Insofern verwundert es nicht, dass laut Recherchen der Staatszeitung an der Nürnberger Friedrich-Alexander-Universität (FAU) die Vorwürfe gegen eine Studentin, die bei einer Übersetzung ChatGPT genutzt haben soll, mangels Beweisen zurückgezogen wurden. Die Uni geht wie die TUM recht streng gegen den Einsatz von KI vor. Prüfungen gelten ohne ausdrückliche Erlaubnis von KI-Nutzung trotz Quellenangabe als nicht bestanden.

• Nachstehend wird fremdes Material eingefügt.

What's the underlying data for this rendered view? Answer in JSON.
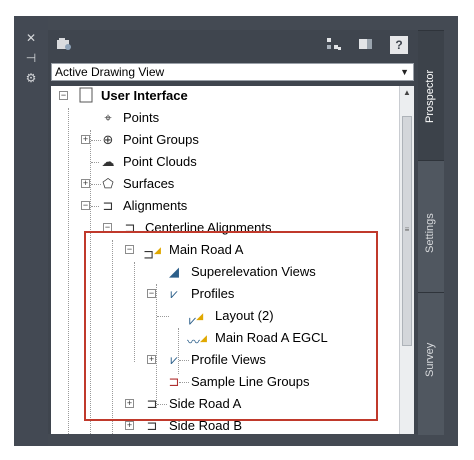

Damit liegen die zwei großen bayerischen Unis nicht unbedingt auf einer Linie mit Fachleuten. Diese sprechen sich überwiegend für einen großzügig geregelten Umgang mit KI aus. „Der regulatorische Rahmen hinkt leider der technologischen Entwicklung deutlich hinterher“, sagt etwa Doris Weßels von der Fachhochschule Kiel. Sie beschäftigt sich seit Jahren mit den Auswirkungen von KI auf den Bildungsbereich.

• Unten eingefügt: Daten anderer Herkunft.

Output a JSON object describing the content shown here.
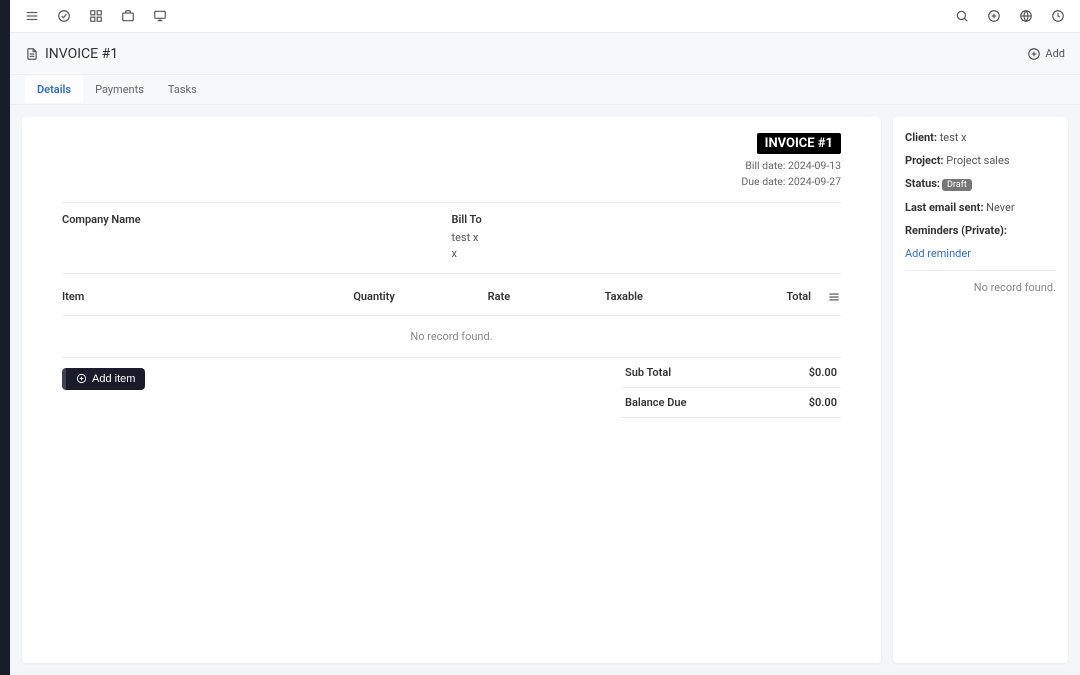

Die Professorin Weßels geht sogar noch einen Schritt weiter. Sie sagt: „Das Generieren von Text mit KI-Sprachmodellen wie ChatGPT ist kein Plagiat.“ Schließlich gebe es keinen Originaltext, der entsprechende Ähnlichkeiten aufweise. Sie fordert daher dringend, das Urheberrecht zu reformieren – auch im Sinne der Studierenden. „KI-Sprachmodelle sind schließlich nicht vom Himmel gefallen.“ Ohne Regeln sei nicht klar, welche Regelverstöße ihnen unterstellt werden könnten. Darüber würden auch viele Justiziar*innen klagen.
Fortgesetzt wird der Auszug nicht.